# Port gsm roms



## kenkoshko (Jul 23, 2011)

Hey guys I been searching the Web for this couldn't find anything. I'm looking to start gathering info on porting gsm rims to cmda. Any threads on this?

Sent from my Galaxy Nexus using Tapatalk


----------



## akellar (Jun 11, 2011)

kenkoshko said:


> Hey guys I been searching the Web for this couldn't find anything. I'm looking to start gathering info on porting gsm rims to cmda. Any threads on this?
> 
> Sent from my Galaxy Nexus using Tapatalk


What gsm ROM do you want to port? I'm not aware of any that aren't available for both.

Sent from my Galaxy Nexus using RootzWiki


----------



## kenkoshko (Jul 23, 2011)

akellar said:


> What gsm ROM do you want to port? I'm not aware of any that aren't available for both.
> 
> Sent from my Galaxy Nexus using RootzWiki


over on xda they have a few that are not cdma, i was just starting to port just wanted to get some advice. I accidently flashed back when i first got my nexus akop for gsm whoops lol, but it worked everything but the radios....i was just wondering how different they were


----------



## jdkoreclipse (Jun 16, 2011)

kenkoshko said:


> over on xda they have a few that are not cdma, i was just starting to port just wanted to get some advice. I accidently flashed back when i first got my nexus akop for gsm whoops lol, but it worked everything but the radios....i was just wondering how different they were


The only difference is just some ril files and build prop edits. Everything else is pretty much identical

Sent from my Galaxy Nexus using RootzWiki


----------



## kenkoshko (Jul 23, 2011)

jdkoreclipse said:


> The only difference is just some ril files and build prop edits. Everything else is pretty much identical
> 
> Sent from my Galaxy Nexus using RootzWiki


Can I just use 7zip to swap them out or do I have to decompile and what not?

Sent from my Galaxy Nexus using Tapatalk 2


----------



## jdkoreclipse (Jun 16, 2011)

kenkoshko said:


> Can I just use 7zip to swap them out or do I have to decompile and what not?
> 
> Sent from my Galaxy Nexus using Tapatalk 2


You could use 7z.

Sent from my Galaxy Nexus using RootzWiki


----------



## kenkoshko (Jul 23, 2011)

jdkoreclipse said:


> You could use 7z.
> 
> Sent from my Galaxy Nexus using RootzWiki


Thanks for your help!

Sent from my Galaxy Nexus using Tapatalk 2


----------



## WhataSpaz (Feb 20, 2012)

Kinda wanted to try slim ics. Is that what you wanted to port?


----------



## kenkoshko (Jul 23, 2011)

WhataSpaz said:


> Kinda wanted to try slim ics. Is that what you wanted to port?

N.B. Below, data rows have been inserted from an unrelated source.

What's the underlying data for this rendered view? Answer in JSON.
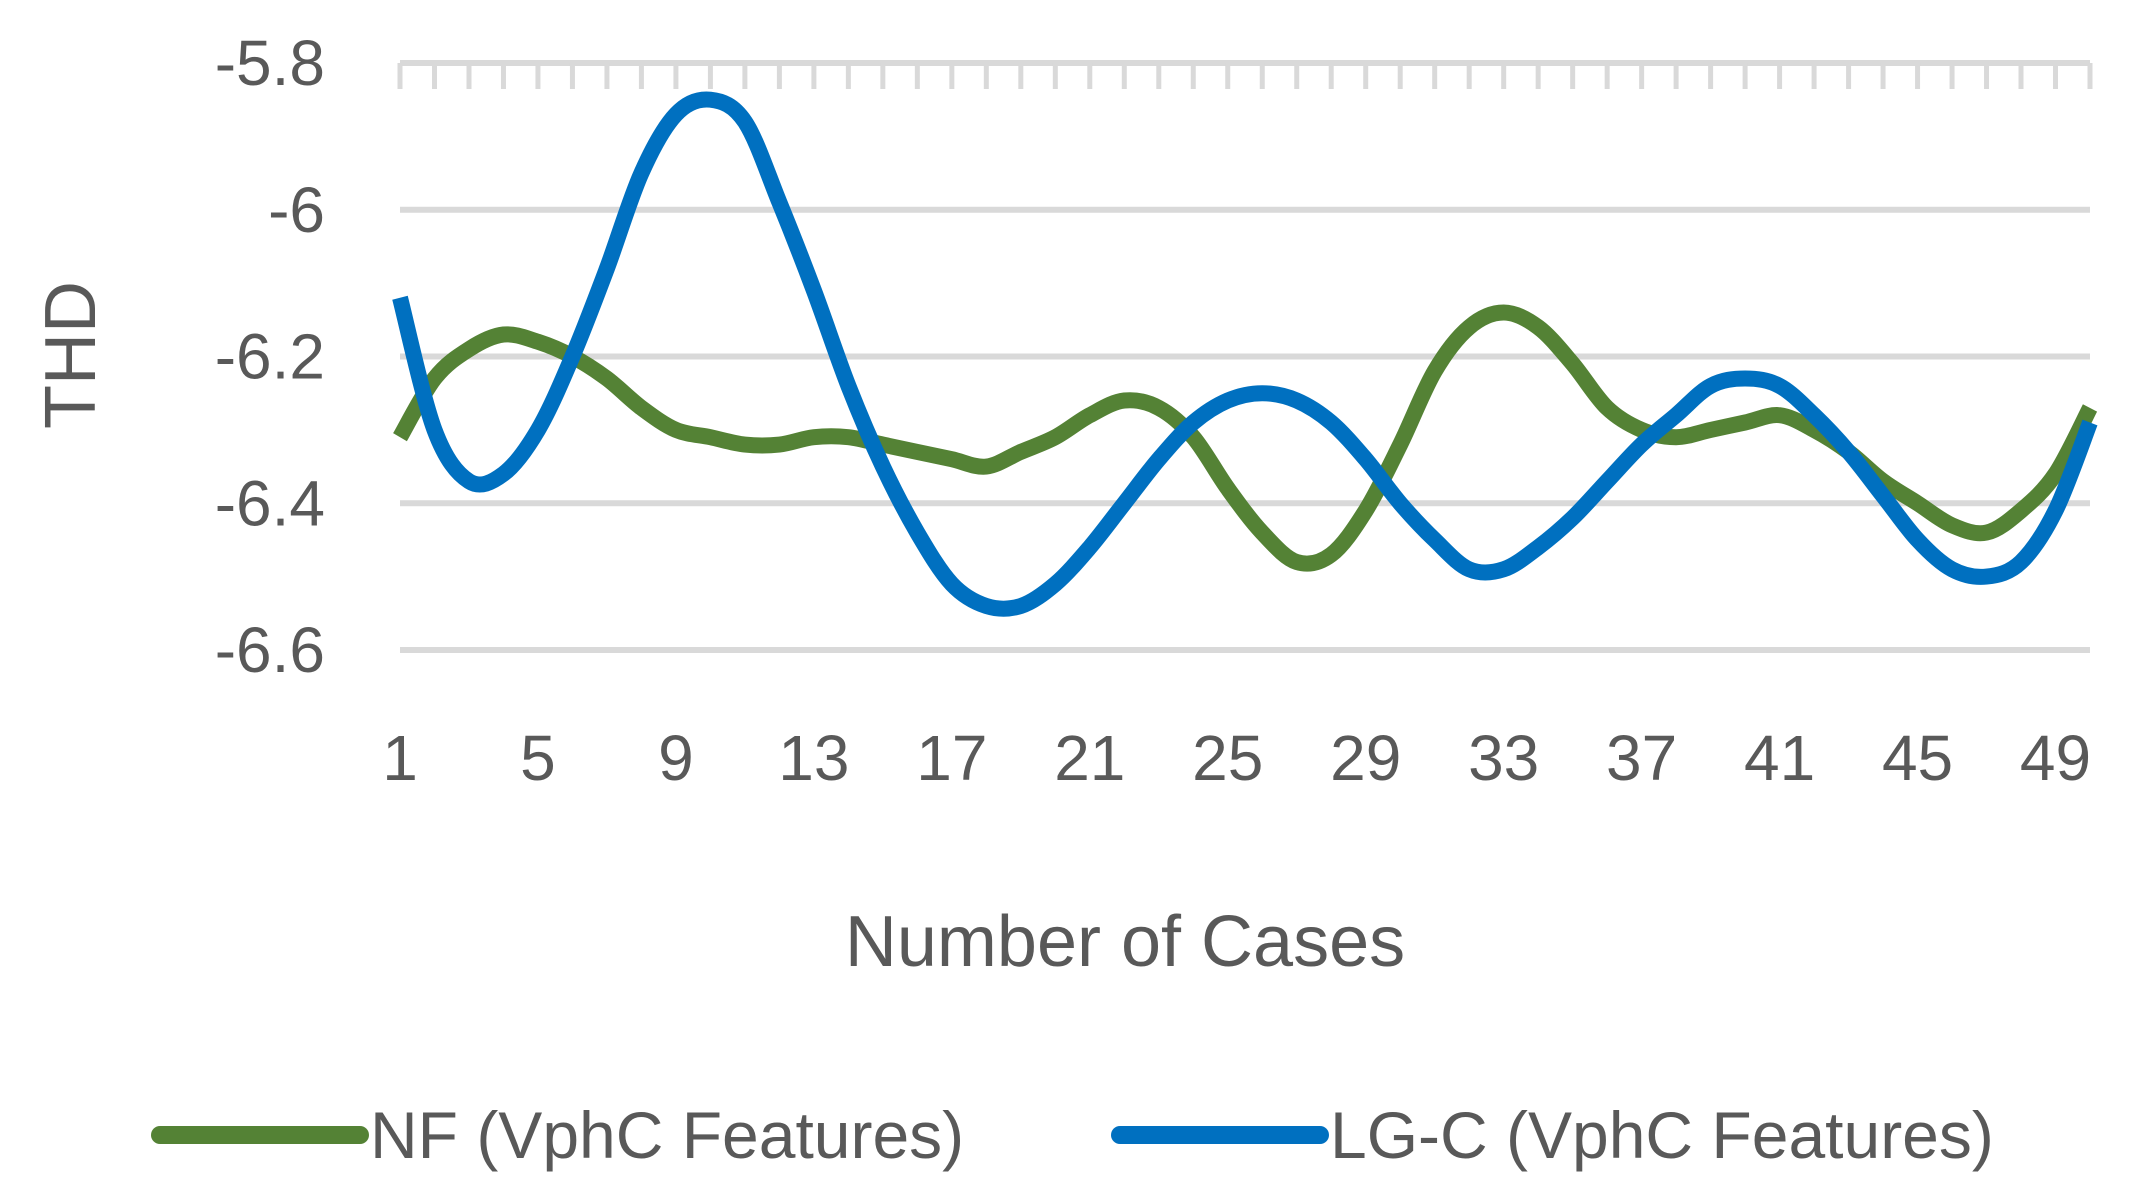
{
  "chart_data": {
    "type": "line",
    "title": "",
    "xlabel": "Number of Cases",
    "ylabel": "THD",
    "x": [
      1,
      2,
      3,
      4,
      5,
      6,
      7,
      8,
      9,
      10,
      11,
      12,
      13,
      14,
      15,
      16,
      17,
      18,
      19,
      20,
      21,
      22,
      23,
      24,
      25,
      26,
      27,
      28,
      29,
      30,
      31,
      32,
      33,
      34,
      35,
      36,
      37,
      38,
      39,
      40,
      41,
      42,
      43,
      44,
      45,
      46,
      47,
      48,
      49,
      50
    ],
    "x_tick_labels": [
      "1",
      "5",
      "9",
      "13",
      "17",
      "21",
      "25",
      "29",
      "33",
      "37",
      "41",
      "45",
      "49"
    ],
    "x_tick_values": [
      1,
      5,
      9,
      13,
      17,
      21,
      25,
      29,
      33,
      37,
      41,
      45,
      49
    ],
    "y_tick_labels": [
      "-5.8",
      "-6",
      "-6.2",
      "-6.4",
      "-6.6"
    ],
    "y_tick_values": [
      -5.8,
      -6.0,
      -6.2,
      -6.4,
      -6.6
    ],
    "ylim": [
      -6.6,
      -5.8
    ],
    "xlim": [
      1,
      50
    ],
    "grid": true,
    "legend_position": "bottom",
    "series": [
      {
        "name": "NF (VphC Features)",
        "color": "#548235",
        "values": [
          -6.31,
          -6.23,
          -6.19,
          -6.17,
          -6.18,
          -6.2,
          -6.23,
          -6.27,
          -6.3,
          -6.31,
          -6.32,
          -6.32,
          -6.31,
          -6.31,
          -6.32,
          -6.33,
          -6.34,
          -6.35,
          -6.33,
          -6.31,
          -6.28,
          -6.26,
          -6.27,
          -6.31,
          -6.38,
          -6.44,
          -6.48,
          -6.47,
          -6.41,
          -6.32,
          -6.22,
          -6.16,
          -6.14,
          -6.16,
          -6.21,
          -6.27,
          -6.3,
          -6.31,
          -6.3,
          -6.29,
          -6.28,
          -6.3,
          -6.33,
          -6.37,
          -6.4,
          -6.43,
          -6.44,
          -6.41,
          -6.36,
          -6.27
        ]
      },
      {
        "name": "LG-C (VphC Features)",
        "color": "#0070C0",
        "values": [
          -6.12,
          -6.3,
          -6.37,
          -6.36,
          -6.3,
          -6.2,
          -6.08,
          -5.95,
          -5.87,
          -5.85,
          -5.88,
          -5.99,
          -6.11,
          -6.24,
          -6.35,
          -6.44,
          -6.51,
          -6.54,
          -6.54,
          -6.51,
          -6.46,
          -6.4,
          -6.34,
          -6.29,
          -6.26,
          -6.25,
          -6.26,
          -6.29,
          -6.34,
          -6.4,
          -6.45,
          -6.49,
          -6.49,
          -6.46,
          -6.42,
          -6.37,
          -6.32,
          -6.28,
          -6.24,
          -6.23,
          -6.24,
          -6.28,
          -6.33,
          -6.39,
          -6.45,
          -6.49,
          -6.5,
          -6.48,
          -6.41,
          -6.29
        ]
      }
    ]
  }
}
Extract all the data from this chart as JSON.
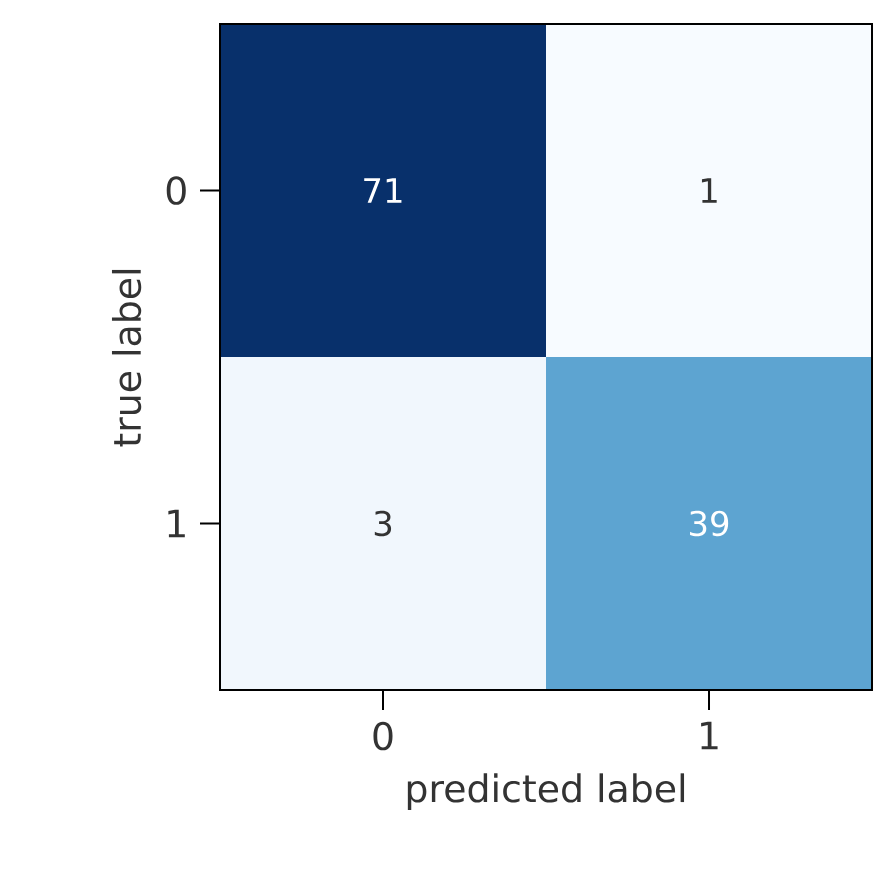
{
  "chart_data": {
    "type": "heatmap",
    "xlabel": "predicted label",
    "ylabel": "true label",
    "data_labels": true,
    "categories": [
      "0",
      "1"
    ],
    "y_categories": [
      "0",
      "1"
    ],
    "cells": [
      [
        71,
        1
      ],
      [
        3,
        39
      ]
    ]
  }
}
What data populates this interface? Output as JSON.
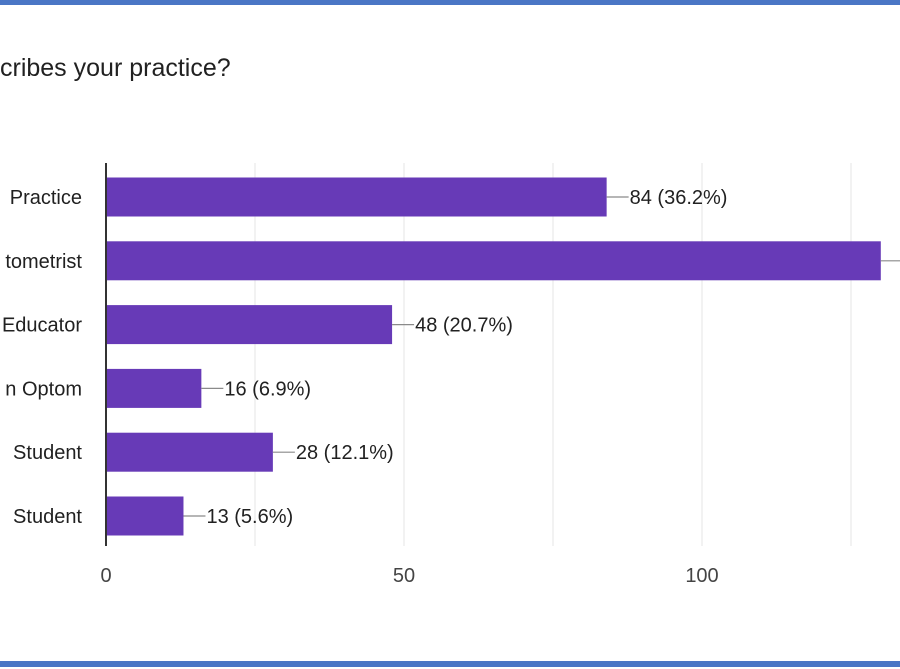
{
  "colors": {
    "frame": "#4a76c5",
    "bar": "#673ab7",
    "grid": "#e6e6e6",
    "axis": "#333333",
    "text": "#212121",
    "leader": "#8a8a8a"
  },
  "chart_data": {
    "type": "bar",
    "orientation": "horizontal",
    "title": "cribes your practice?",
    "categories": [
      "Practice",
      "tometrist",
      "Educator",
      "n Optom",
      "Student",
      "Student"
    ],
    "series": [
      {
        "values": [
          84,
          130,
          48,
          16,
          28,
          13
        ]
      }
    ],
    "data_labels": [
      "84 (36.2%)",
      "",
      "48 (20.7%)",
      "16 (6.9%)",
      "28 (12.1%)",
      "13 (5.6%)"
    ],
    "x_ticks": [
      0,
      50,
      100
    ],
    "x_tick_labels": [
      "0",
      "50",
      "100"
    ],
    "xlim": [
      0,
      150
    ],
    "grid": true,
    "legend": "none"
  }
}
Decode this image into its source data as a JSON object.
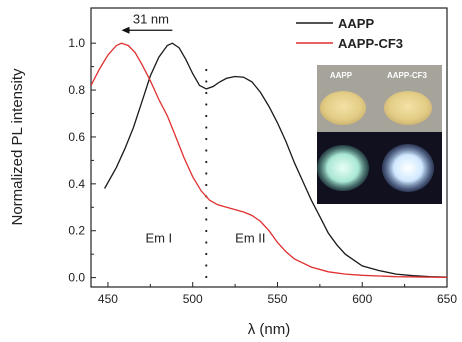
{
  "chart_data": {
    "type": "line",
    "xlabel": "λ (nm)",
    "ylabel": "Normalized PL intensity",
    "xlim": [
      440,
      650
    ],
    "ylim": [
      -0.04,
      1.15
    ],
    "x_ticks": [
      450,
      500,
      550,
      600,
      650
    ],
    "y_ticks": [
      0.0,
      0.2,
      0.4,
      0.6,
      0.8,
      1.0
    ],
    "x_tick_labels": [
      "450",
      "500",
      "550",
      "600",
      "650"
    ],
    "y_tick_labels": [
      "0.0",
      "0.2",
      "0.4",
      "0.6",
      "0.8",
      "1.0"
    ],
    "grid": false,
    "legend_position": "top-right",
    "series": [
      {
        "name": "AAPP",
        "color": "#1a1a1a",
        "points": [
          [
            448,
            0.38
          ],
          [
            455,
            0.47
          ],
          [
            460,
            0.55
          ],
          [
            465,
            0.64
          ],
          [
            470,
            0.75
          ],
          [
            475,
            0.86
          ],
          [
            480,
            0.94
          ],
          [
            485,
            0.99
          ],
          [
            488,
            1.0
          ],
          [
            492,
            0.98
          ],
          [
            496,
            0.93
          ],
          [
            500,
            0.87
          ],
          [
            504,
            0.82
          ],
          [
            508,
            0.805
          ],
          [
            512,
            0.815
          ],
          [
            516,
            0.835
          ],
          [
            520,
            0.85
          ],
          [
            525,
            0.858
          ],
          [
            530,
            0.855
          ],
          [
            535,
            0.835
          ],
          [
            540,
            0.79
          ],
          [
            545,
            0.73
          ],
          [
            550,
            0.66
          ],
          [
            555,
            0.58
          ],
          [
            560,
            0.49
          ],
          [
            565,
            0.41
          ],
          [
            570,
            0.33
          ],
          [
            575,
            0.26
          ],
          [
            580,
            0.19
          ],
          [
            585,
            0.14
          ],
          [
            590,
            0.1
          ],
          [
            600,
            0.05
          ],
          [
            610,
            0.03
          ],
          [
            620,
            0.015
          ],
          [
            630,
            0.008
          ],
          [
            640,
            0.004
          ],
          [
            650,
            0.002
          ]
        ]
      },
      {
        "name": "AAPP-CF3",
        "color": "#e03030",
        "points": [
          [
            440,
            0.82
          ],
          [
            445,
            0.89
          ],
          [
            450,
            0.95
          ],
          [
            455,
            0.99
          ],
          [
            458,
            1.0
          ],
          [
            462,
            0.99
          ],
          [
            466,
            0.96
          ],
          [
            470,
            0.91
          ],
          [
            475,
            0.84
          ],
          [
            480,
            0.76
          ],
          [
            485,
            0.69
          ],
          [
            490,
            0.6
          ],
          [
            495,
            0.51
          ],
          [
            500,
            0.43
          ],
          [
            505,
            0.37
          ],
          [
            510,
            0.33
          ],
          [
            515,
            0.31
          ],
          [
            520,
            0.3
          ],
          [
            525,
            0.29
          ],
          [
            530,
            0.28
          ],
          [
            535,
            0.265
          ],
          [
            540,
            0.24
          ],
          [
            545,
            0.2
          ],
          [
            550,
            0.15
          ],
          [
            555,
            0.11
          ],
          [
            560,
            0.08
          ],
          [
            570,
            0.045
          ],
          [
            580,
            0.025
          ],
          [
            590,
            0.015
          ],
          [
            600,
            0.01
          ],
          [
            620,
            0.004
          ],
          [
            650,
            0.001
          ]
        ]
      }
    ],
    "divider_x": 508,
    "annotations": {
      "arrow_label": "31 nm",
      "arrow_from_x": 488,
      "arrow_to_x": 458,
      "arrow_y": 1.055,
      "region_left": "Em I",
      "region_right": "Em II",
      "region_left_x": 480,
      "region_right_x": 534,
      "region_y": 0.15
    },
    "inset": {
      "label_left": "AAPP",
      "label_right": "AAPP-CF3",
      "top_background": "#a6a39b",
      "powder_color": "#e6d089",
      "bottom_background": "#10101e",
      "glow_left": "#c9f1e5",
      "glow_right": "#d8f0ff"
    }
  }
}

I did see that one. Actually I just wanted to see if I could do it for starters really any of them just to get a feel for porting. If I get some time this week I'll poke around with slim

Sent from my Galaxy Nexus using Tapatalk 2


----------



## masri1987 (Jun 29, 2011)

WhataSpaz said:


> Kinda wanted to try slim ics. Is that what you wanted to port?


i too wanna try slim ics -


----------



## kenkoshko (Jul 23, 2011)

im testing out porting a gsm, and i replaced some ril files and changed the build prop. I got phone calls to work, and the phone states its on verizon and lte but no data and no texting


----------



## Largeselection (Aug 19, 2011)

I know this is an old topic, but did you ever figure out how to successfully do this? If anything, I'm just curious.


----------



## iwasaperson (Sep 4, 2011)

It's extremely easy.

1. Replace the vender folder in /system with a VZW (or Sprint/GSM) one. Then replace /system/etc/apns-conf.xml with a VZW (or Sprint/GSM) one.
2. Edit the build.prop so it will look like a VZW (or Sprint/GSM) one


----------



## cowsquad (Dec 19, 2011)

iwasaperson said:


> It's extremely easy.
> 
> 1. Replace the vender folder in /system with a VZW (or Sprint/GSM) one. Then replace /system/etc/apns-conf.xml with a VZW (or Sprint/GSM) one.
> 2. Edit the build.prop so it will look like a VZW (or Sprint/GSM) one


is really that easy

Sent from my Galaxy Nexus using Tapatalk 4 Beta


----------